Research press release




メタンは、地球の大気を温暖化させる温室効果ガスとして、二酸化炭素に次いで2番目に重要だ。メタンには天然の発生源と人為的発生源が数多くあるが、それぞれの場所と生成量の正確な理解はあまり進んでいない。今回、Stefan Schwietzkeたちは、全球メタン放出量の長期データとメタン炭素同位体比の記録という詳細なデータセットを用いて、全球メタン収支の再評価を行った。その結果、化石燃料(化石燃料関連産業による放出と自然の地質学的発生源からの漏出)によるメタン放出量が、過去の推定値より60~110%多いことが判明した。特に地質学的漏出を除外すると、天然ガス・石油・石炭の生産と使用によるメタン放出量は、現在の排出目録から示唆される値から20~60%多くなっている。


Methane emissions from fossil fuel industry and natural geological leakage are up to 110 per cent greater than current estimates, according to a detailed analysis of methane sources published in Nature this week.
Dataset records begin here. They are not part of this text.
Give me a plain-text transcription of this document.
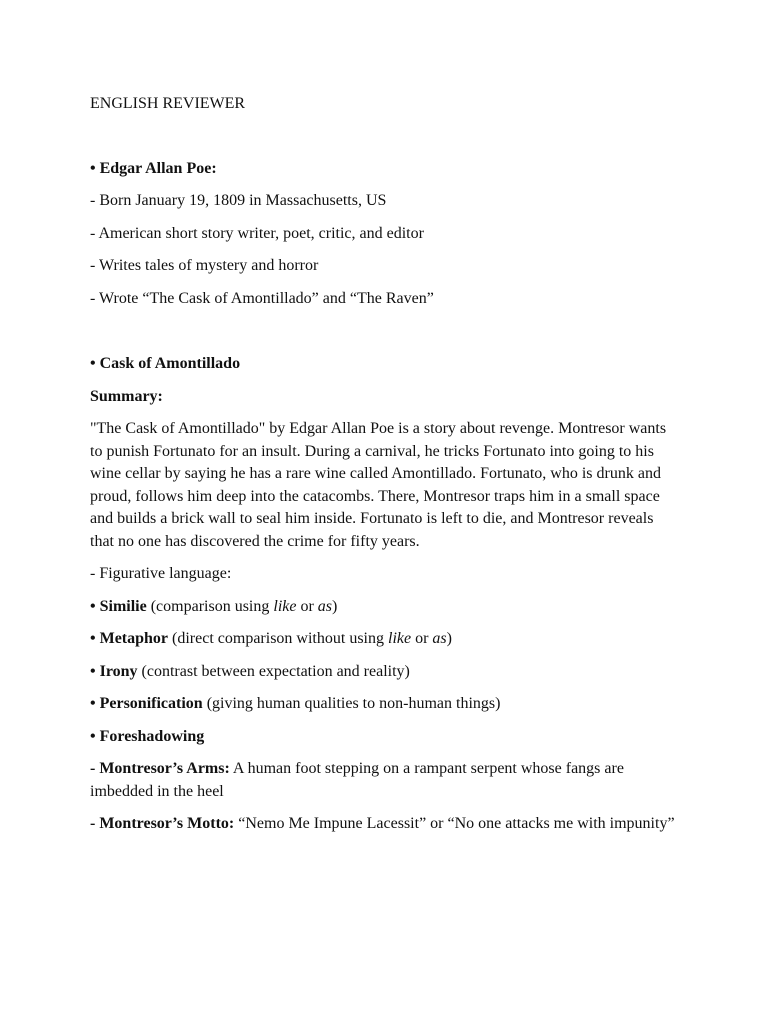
ENGLISH REVIEWER

• Edgar Allan Poe:

- Born January 19, 1809 in Massachusetts, US

- American short story writer, poet, critic, and editor

- Writes tales of mystery and horror

- Wrote “The Cask of Amontillado” and “The Raven”

• Cask of Amontillado

Summary:

"The Cask of Amontillado" by Edgar Allan Poe is a story about revenge. Montresor wants to punish Fortunato for an insult. During a carnival, he tricks Fortunato into going to his wine cellar by saying he has a rare wine called Amontillado. Fortunato, who is drunk and proud, follows him deep into the catacombs. There, Montresor traps him in a small space and builds a brick wall to seal him inside. Fortunato is left to die, and Montresor reveals that no one has discovered the crime for fifty years.

- Figurative language:

• Similie (comparison using like or as)

• Metaphor (direct comparison without using like or as)

• Irony (contrast between expectation and reality)

• Personification (giving human qualities to non-human things)

• Foreshadowing

- Montresor’s Arms: A human foot stepping on a rampant serpent whose fangs are imbedded in the heel

- Montresor’s Motto: “Nemo Me Impune Lacessit” or “No one attacks me with impunity”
These results imply a greater potential than previously thought for fossil fuel industry efficiency improvements to mitigate the effects of human activity on the climate. Moreover, the research indicates that fossil fuel methane emissions do not seem to be increasing over time.

Methane is the second-most important greenhouse gas (after carbon dioxide) that has warming effects in Earth’s atmosphere. Our understanding of exactly where and how much of this gas is being produced from many different natural and anthropogenic sources is currently limited. Stefan Schwietzke and colleagues re-evaluate the global methane budget, using a detailed data set of long-term global methane emissions and methane carbon isotope records. They find that total fossil fuel methane emissions (from industry and leakage from natural geological sources) are 60 to 110 per cent greater than previously estimated. Notably, after accounting for geological seepage, methane emissions from the production and use of natural gas, oil and coal are 20 to 60 per cent higher than current emission inventories suggest.

The authors also report that the fraction of leaked methane from natural gas production may have declined from around 8 per cent to around 2 per cent over the past three decades. This finding indicates that improvements in the natural gas industry may have already helped to reduce methane emissions, but more needs to be done to offset the increase in natural gas production.